EU Product Governance Requirements

Solely for the purposes of the product governance requirements contained
within: (a) EU Directive 2014/65/EU on markets in financial instruments, as
amended ("MiFID II"); (b) Articles 9 and 10 of Commission Delegated Directive
(EU) 2017/593 supplementing MiFID II; and (c) local implementing measures
(together, the "MiFID II Product Governance Requirements"), and disclaiming
all and any liability, whether arising in tort, contract or otherwise, which
any 'manufacturer' (for the purposes of the MiFID II Product Governance
Requirements) may otherwise have with respect thereto, the Shares have been
subject to a product approval process, which has determined that the Shares
are: (i) compatible with an end target market of retail clients and investors
who meet the criteria of professional clients and eligible counterparties,
each as defined in MiFID II; and (ii) eligible for distribution through all
distribution channels as are permitted by MiFID II (the "EU Target Market
Assessment").
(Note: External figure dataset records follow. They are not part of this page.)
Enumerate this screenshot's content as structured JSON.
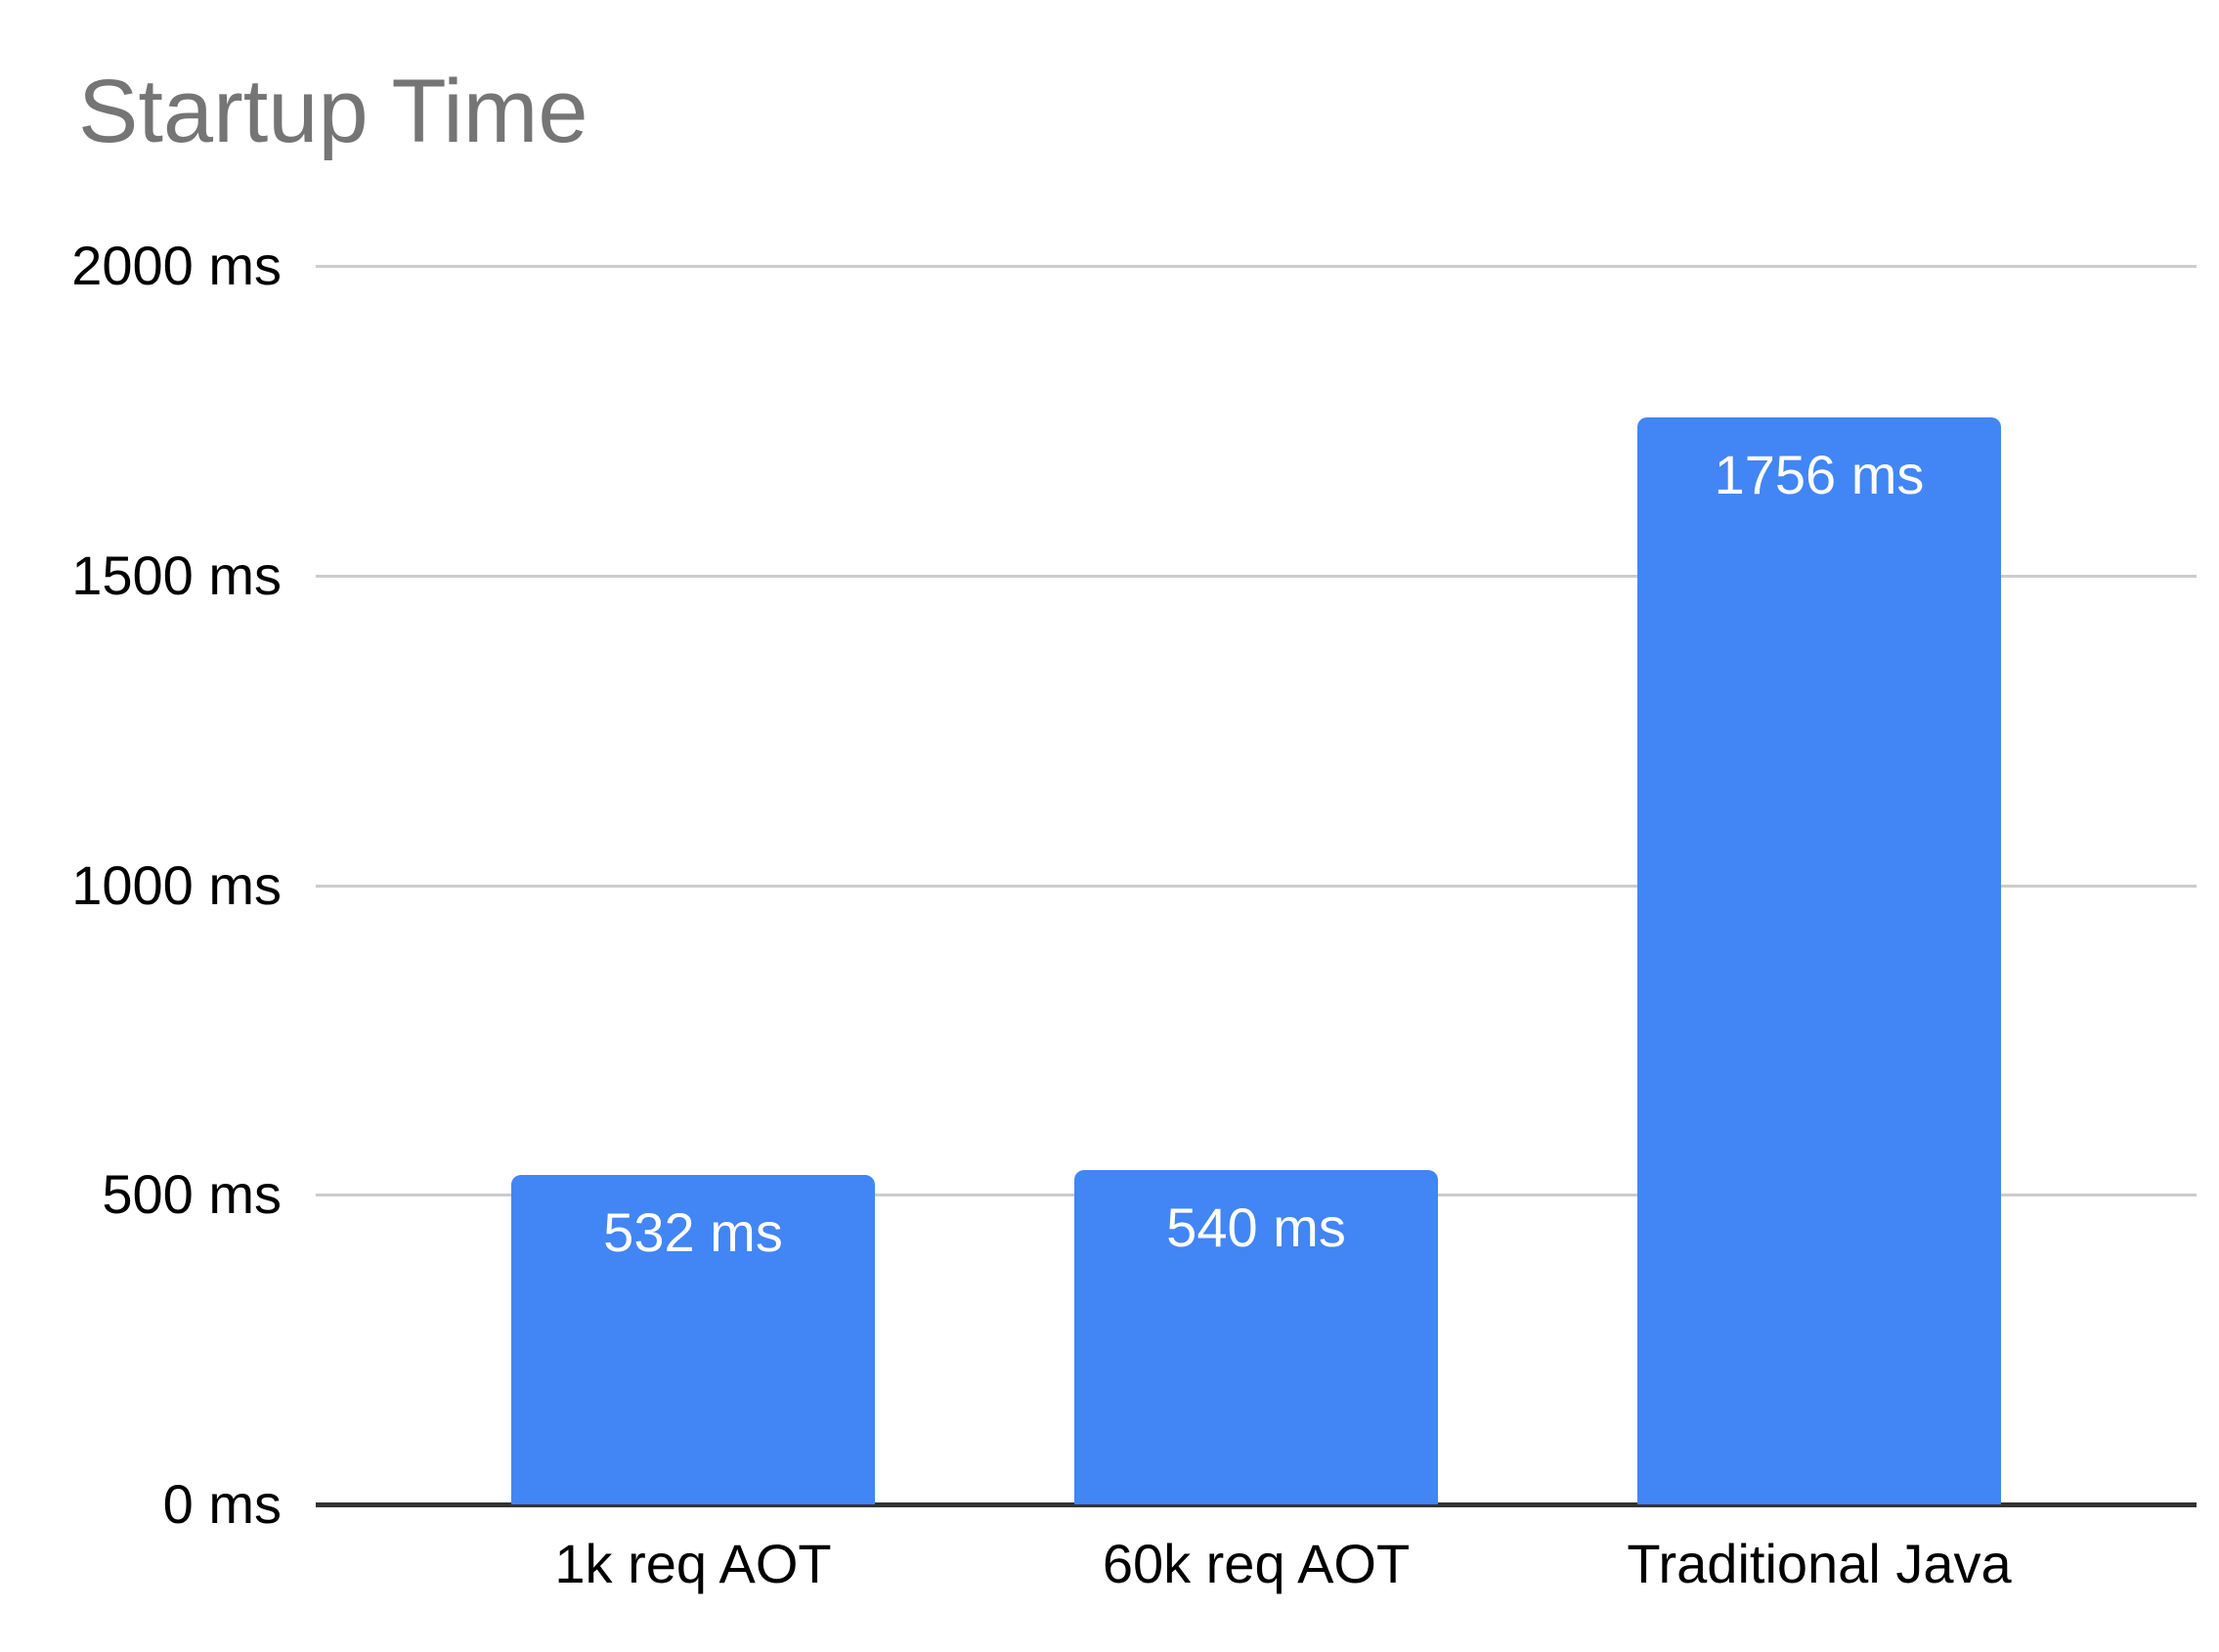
{
  "chart_data": {
    "type": "bar",
    "title": "Startup Time",
    "categories": [
      "1k req AOT",
      "60k req AOT",
      "Traditional Java"
    ],
    "values": [
      532,
      540,
      1756
    ],
    "value_labels": [
      "532 ms",
      "540 ms",
      "1756 ms"
    ],
    "unit": "ms",
    "xlabel": "",
    "ylabel": "",
    "ylim": [
      0,
      2000
    ],
    "yticks": [
      {
        "value": 0,
        "label": "0 ms"
      },
      {
        "value": 500,
        "label": "500 ms"
      },
      {
        "value": 1000,
        "label": "1000 ms"
      },
      {
        "value": 1500,
        "label": "1500 ms"
      },
      {
        "value": 2000,
        "label": "2000 ms"
      }
    ],
    "grid": "horizontal",
    "legend_position": "none",
    "colors": {
      "bar": "#4285F4",
      "title_text": "#757575",
      "axis_text": "#000000",
      "value_label_text": "#ffffff",
      "gridline": "#cccccc",
      "baseline": "#333333",
      "background": "#ffffff"
    }
  }
}
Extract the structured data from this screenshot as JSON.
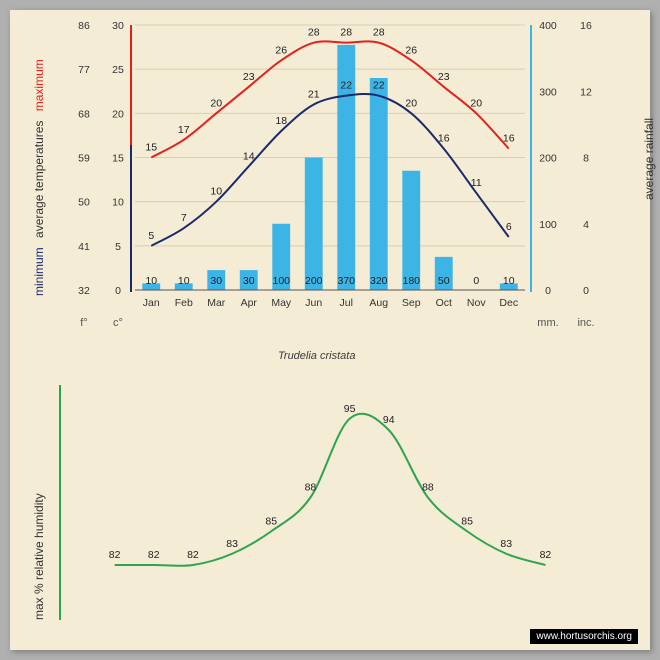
{
  "caption": "Trudelia cristata",
  "watermark": "www.hortusorchis.org",
  "months": [
    "Jan",
    "Feb",
    "Mar",
    "Apr",
    "May",
    "Jun",
    "Jul",
    "Aug",
    "Sep",
    "Oct",
    "Nov",
    "Dec"
  ],
  "temp_chart": {
    "c_ticks": [
      0,
      5,
      10,
      15,
      20,
      25,
      30
    ],
    "f_ticks": [
      32,
      41,
      50,
      59,
      68,
      77,
      86
    ],
    "mm_ticks": [
      0,
      100,
      200,
      300,
      400
    ],
    "inc_ticks": [
      0,
      4,
      8,
      12,
      16
    ],
    "c_min": 0,
    "c_max": 30,
    "mm_min": 0,
    "mm_max": 400,
    "max_line": {
      "values": [
        15,
        17,
        20,
        23,
        26,
        28,
        28,
        28,
        26,
        23,
        20,
        16
      ],
      "color": "#e2231a",
      "width": 2
    },
    "min_line": {
      "values": [
        5,
        7,
        10,
        14,
        18,
        21,
        22,
        22,
        20,
        16,
        11,
        6
      ],
      "color": "#1b2a6b",
      "width": 2
    },
    "rainfall": {
      "values": [
        10,
        10,
        30,
        30,
        100,
        200,
        370,
        320,
        180,
        50,
        0,
        10
      ],
      "color": "#3cb4e5"
    },
    "axis_left1_color": "#e2231a",
    "axis_left2_color": "#1b2a6b",
    "axis_right_color": "#3cb4e5",
    "background": "#f5ecd6",
    "grid_color": "#d8ceb2",
    "font_size": 10.5,
    "unit_left1": "f°",
    "unit_left2": "c°",
    "unit_right1": "mm.",
    "unit_right2": "inc."
  },
  "labels_left": {
    "minimum": {
      "text": "minimum",
      "color": "#1b2a6b"
    },
    "average_temperatures": {
      "text": "average  temperatures",
      "color": "#333"
    },
    "maximum": {
      "text": "maximum",
      "color": "#e2231a"
    }
  },
  "label_right_rainfall": {
    "text": "average rainfall",
    "color": "#333"
  },
  "humidity_chart": {
    "values": [
      82,
      82,
      82,
      83,
      85,
      88,
      95,
      94,
      88,
      85,
      83,
      82
    ],
    "color": "#2da44e",
    "width": 2,
    "ymin": 78,
    "ymax": 98,
    "label_color": "#333",
    "font_size": 10.5
  },
  "label_humidity": {
    "text": "max  %  relative  humidity",
    "color": "#333"
  },
  "axis_humidity_color": "#2da44e"
}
Notwithstanding the EU Target Market Assessment, distributors
should note that: the price of the Shares may decline and investors could lose
all or part of their investment; the Shares offer no guaranteed income and no
capital protection; and an investment in the Shares is compatible only with
investors who do not need a guaranteed income or capital protection, who
(either alone or in conjunction with an appropriate financial or other
adviser) are capable of evaluating the merits and risks of such an investment
and who have sufficient resources to be able to bear any losses that may
result therefrom. The EU Target Market Assessment is without prejudice to any
contractual, legal or regulatory selling restrictions in relation to the
Offer. Furthermore, it is noted that, notwithstanding the EU Target Market
Assessment, the Banks will only procure investors who meet the criteria of
professional clients and eligible counterparties. For the avoidance of doubt,
the EU Target Market Assessment does not constitute: (a) an assessment of
suitability or appropriateness for the purposes of MiFID II; or (b) a
recommendation to any investor or group of investors to invest in, or
purchase, or take any other action whatsoever with respect to the Shares. Each
distributor is responsible for undertaking its own target market assessment in
respect of the Shares and determining appropriate distribution channels.